The volumetric changes were evaluated using two methods, although these methods showed a high correlation with. Difference between the two methods could be attributed to the fact that the algorithm of global thresholding segmentation automatically labels voxels that fall within the threshold range. Contrary to the semi-automatic segmentation, this method does not recognize anatomical features and artifacts on CBCT scans. Meanwhile, during semi-automatic segmentation, the input data for region-growing and watershed algorithms are generated manually by a human. Nonetheless, both methods were found to be feasible for the volumetric evaluation of hard tissue changes, although utilizing 3D Slicer served as a much more elaborative approach.

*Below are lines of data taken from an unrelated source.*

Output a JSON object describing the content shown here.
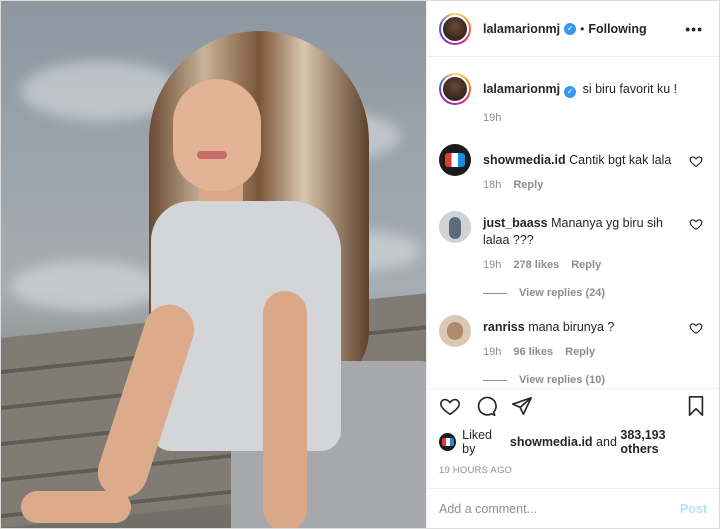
{
  "post": {
    "author": "lalamarionmj",
    "follow_separator": "•",
    "follow_state": "Following",
    "more_icon": "more-horizontal-icon"
  },
  "caption": {
    "username": "lalamarionmj",
    "text": "si biru favorit ku !",
    "time": "19h"
  },
  "comments": [
    {
      "username": "showmedia.id",
      "text": "Cantik bgt kak lala",
      "time": "18h",
      "reply_label": "Reply"
    },
    {
      "username": "just_baass",
      "text": "Mananya yg biru sih lalaa ???",
      "time": "19h",
      "likes": "278 likes",
      "reply_label": "Reply",
      "view_replies": "View replies (24)"
    },
    {
      "username": "ranriss",
      "text": "mana birunya ?",
      "time": "19h",
      "likes": "96 likes",
      "reply_label": "Reply",
      "view_replies": "View replies (10)"
    }
  ],
  "likes": {
    "prefix": "Liked by",
    "user": "showmedia.id",
    "joiner": "and",
    "others": "383,193 others"
  },
  "timestamp": "19 HOURS AGO",
  "add_comment": {
    "placeholder": "Add a comment...",
    "post_label": "Post"
  },
  "colors": {
    "verified": "#3897f0",
    "post_button_disabled": "#b2dffc",
    "muted_text": "#8e8e8e"
  }
}
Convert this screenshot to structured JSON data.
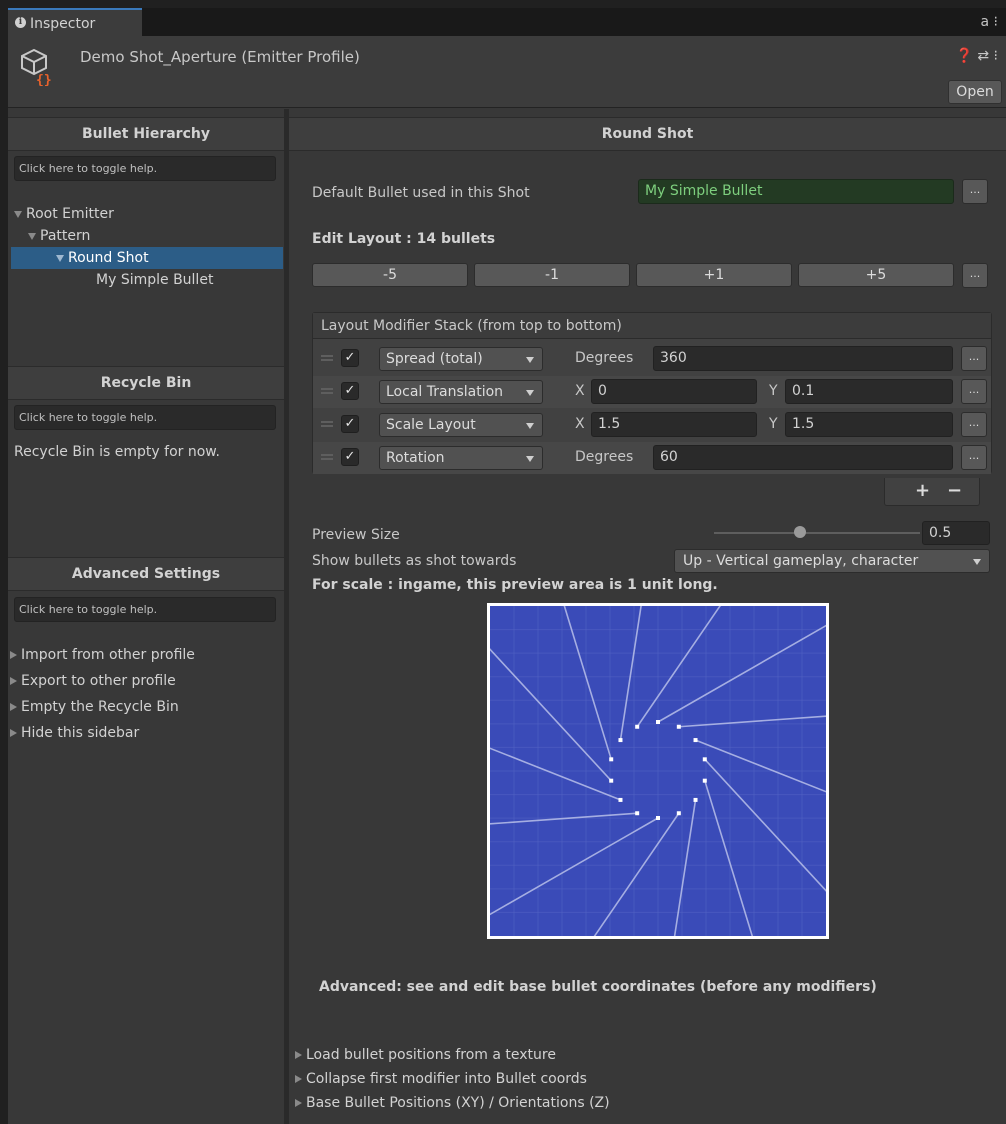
{
  "tab": {
    "title": "Inspector",
    "icons": "a ⁝"
  },
  "header": {
    "title": "Demo Shot_Aperture (Emitter Profile)",
    "icons": "❓ ⇄ ⁝",
    "open_label": "Open"
  },
  "sidebar": {
    "hierarchy_title": "Bullet Hierarchy",
    "help_text": "Click here to toggle help.",
    "tree": [
      {
        "label": "Root Emitter"
      },
      {
        "label": "Pattern"
      },
      {
        "label": "Round Shot"
      },
      {
        "label": "My Simple Bullet"
      }
    ],
    "recycle_title": "Recycle Bin",
    "recycle_help": "Click here to toggle help.",
    "recycle_empty": "Recycle Bin is empty for now.",
    "advanced_title": "Advanced Settings",
    "advanced_help": "Click here to toggle help.",
    "advanced_items": [
      "Import from other profile",
      "Export to other profile",
      "Empty the Recycle Bin",
      "Hide this sidebar"
    ]
  },
  "main": {
    "title": "Round Shot",
    "default_bullet_label": "Default Bullet used in this Shot",
    "default_bullet_value": "My Simple Bullet",
    "dots": "...",
    "edit_layout": "Edit Layout : 14 bullets",
    "layout_buttons": [
      "-5",
      "-1",
      "+1",
      "+5"
    ],
    "stack_title": "Layout Modifier Stack (from top to bottom)",
    "check": "✓",
    "modifiers": [
      {
        "type": "Spread (total)",
        "label1": "Degrees",
        "value1": "360"
      },
      {
        "type": "Local Translation",
        "label1": "X",
        "value1": "0",
        "label2": "Y",
        "value2": "0.1"
      },
      {
        "type": "Scale Layout",
        "label1": "X",
        "value1": "1.5",
        "label2": "Y",
        "value2": "1.5"
      },
      {
        "type": "Rotation",
        "label1": "Degrees",
        "value1": "60"
      }
    ],
    "plus": "+",
    "minus": "−",
    "preview_size_label": "Preview Size",
    "preview_size_value": "0.5",
    "preview_size_level": 0.5,
    "show_towards_label": "Show bullets as shot towards",
    "show_towards_value": "Up - Vertical gameplay, character",
    "scale_note": "For scale : ingame, this preview area is 1 unit long.",
    "advanced_note": "Advanced: see and edit base bullet coordinates (before any modifiers)",
    "folds": [
      "Load bullet positions from a texture",
      "Collapse first modifier into Bullet coords",
      "Base Bullet Positions (XY) / Orientations (Z)"
    ]
  },
  "colors": {
    "selection": "#2c5d87",
    "preview_bg": "#3a4bb8",
    "accent_tab": "#3a79bb",
    "green_text": "#7ecf7e"
  }
}
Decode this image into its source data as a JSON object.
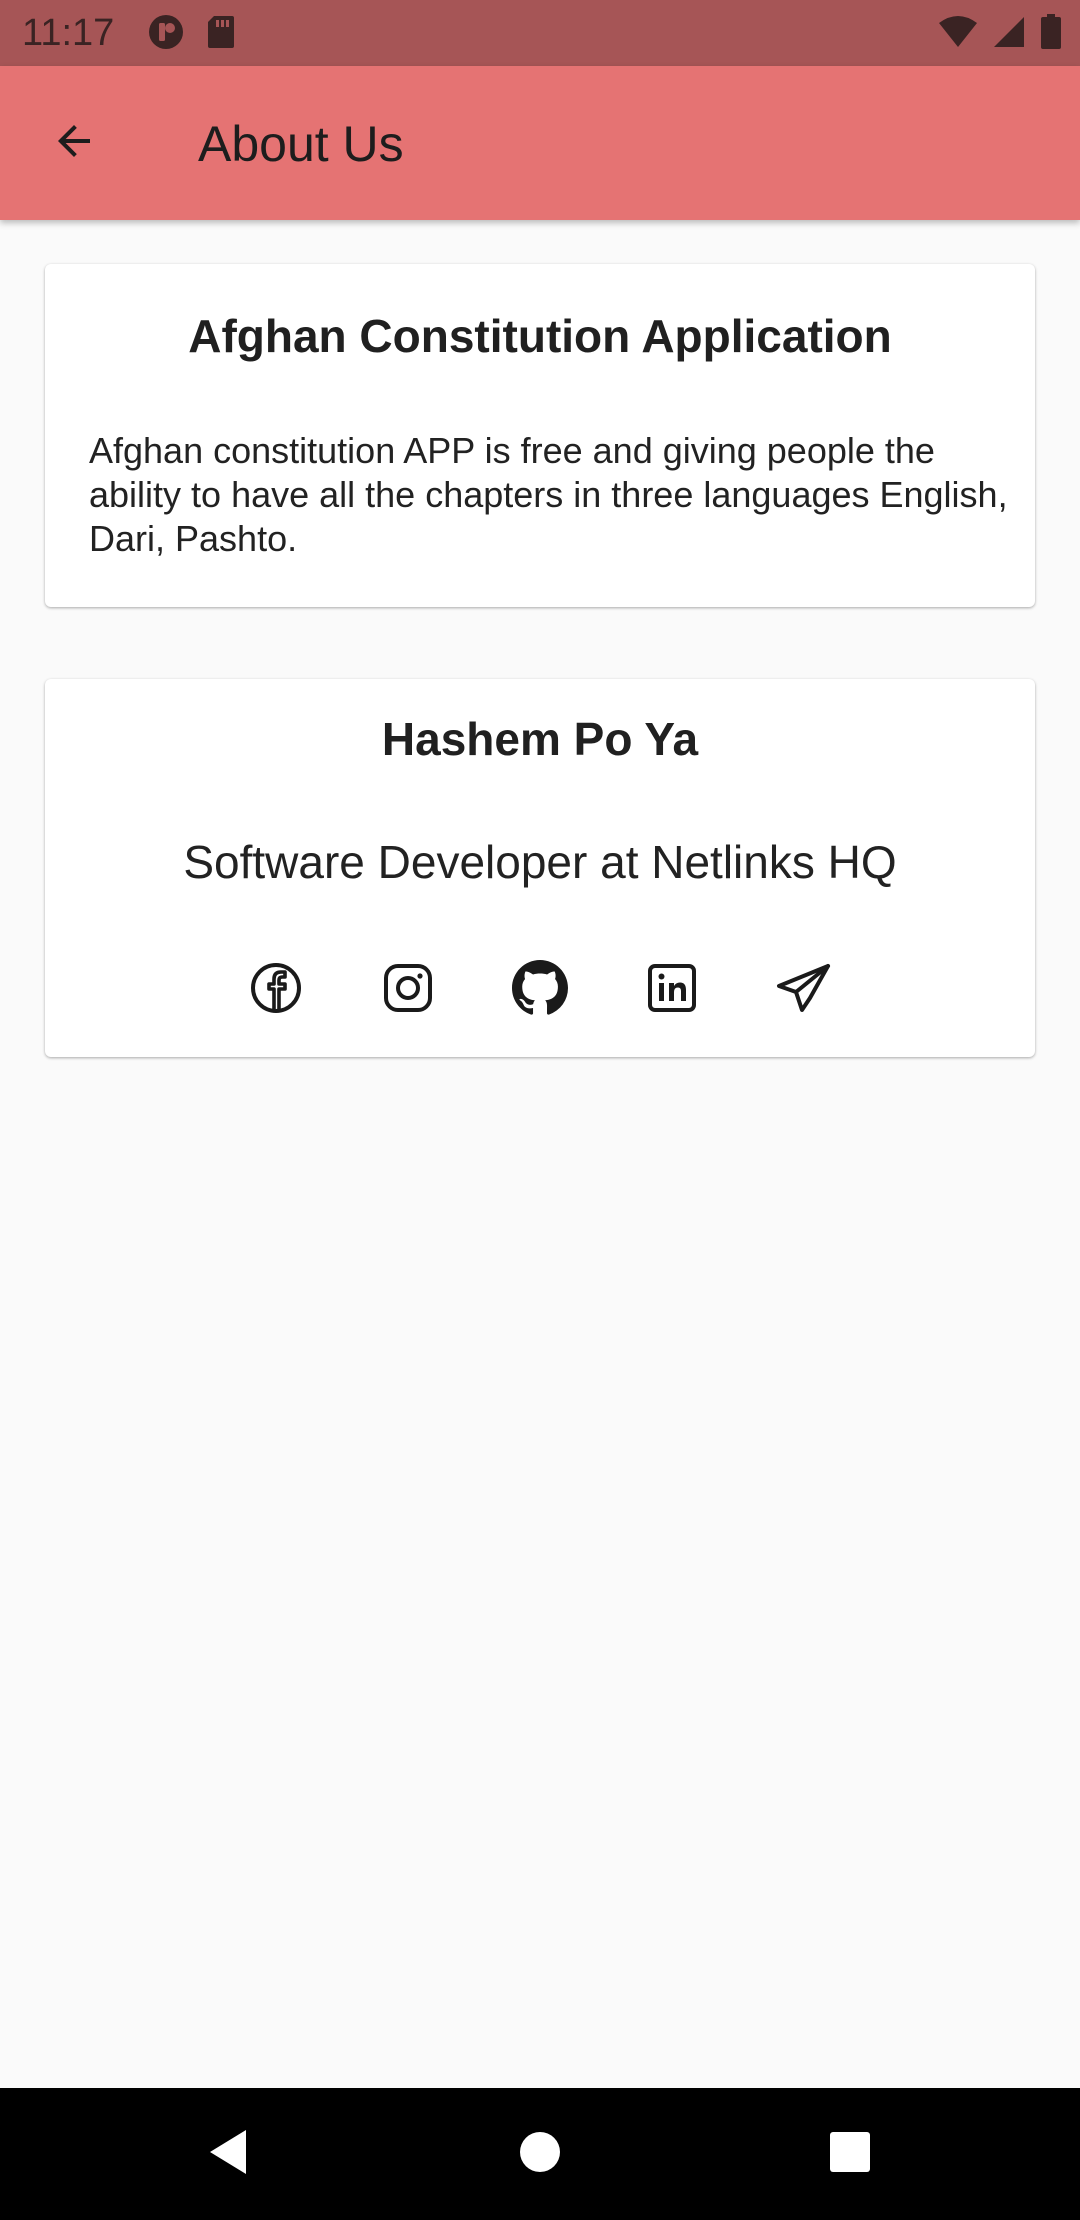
{
  "status_bar": {
    "time": "11:17",
    "left_icons": [
      "app-notification-icon",
      "sd-card-icon"
    ],
    "right_icons": [
      "wifi-icon",
      "cell-signal-icon",
      "battery-icon"
    ]
  },
  "app_bar": {
    "title": "About Us",
    "back_icon": "arrow-back-icon"
  },
  "about_card": {
    "title": "Afghan Constitution Application",
    "description": "Afghan constitution APP is free and giving people the ability to have all the chapters in three languages English, Dari, Pashto."
  },
  "developer_card": {
    "name": "Hashem Po Ya",
    "role": "Software Developer at Netlinks HQ",
    "social_links": [
      "facebook-icon",
      "instagram-icon",
      "github-icon",
      "linkedin-icon",
      "telegram-icon"
    ]
  },
  "nav_bar": {
    "buttons": [
      "back-triangle-icon",
      "home-circle-icon",
      "recents-square-icon"
    ]
  },
  "colors": {
    "status_bar": "#a65556",
    "app_bar": "#e57373",
    "background": "#fafafa",
    "card": "#ffffff",
    "nav_bar": "#000000"
  }
}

The greatest limitation of the current study is the relatively large diversity of the baseline defect morphologies. Although all cases presented a horizontal alveolar ridge deficiency, the baseline horizontal ridge dimensions varied greatly (1.49–6.43 mm). Simultaneously, not all future implantation sites presented a vertical dimension loss, with only 12 being categorized as combination defects according to the HVC classification.

Conclusions

The current findings support previous literature data. Therefore, it can be concluded that cancellous CAD/CAM allogeneic bone blocks can be reliably utilized for the reconstruction of severely atrophied alveolar ridges. The resorption rates of these grafts are similar to those found in the literature; however, with precise manufacturing and proper intraoperative flap management, the rates may be reduced. Although morphological alterations are difficult to express numerically, these findings could contribute to the future development of surgical techniques and regenerative materials.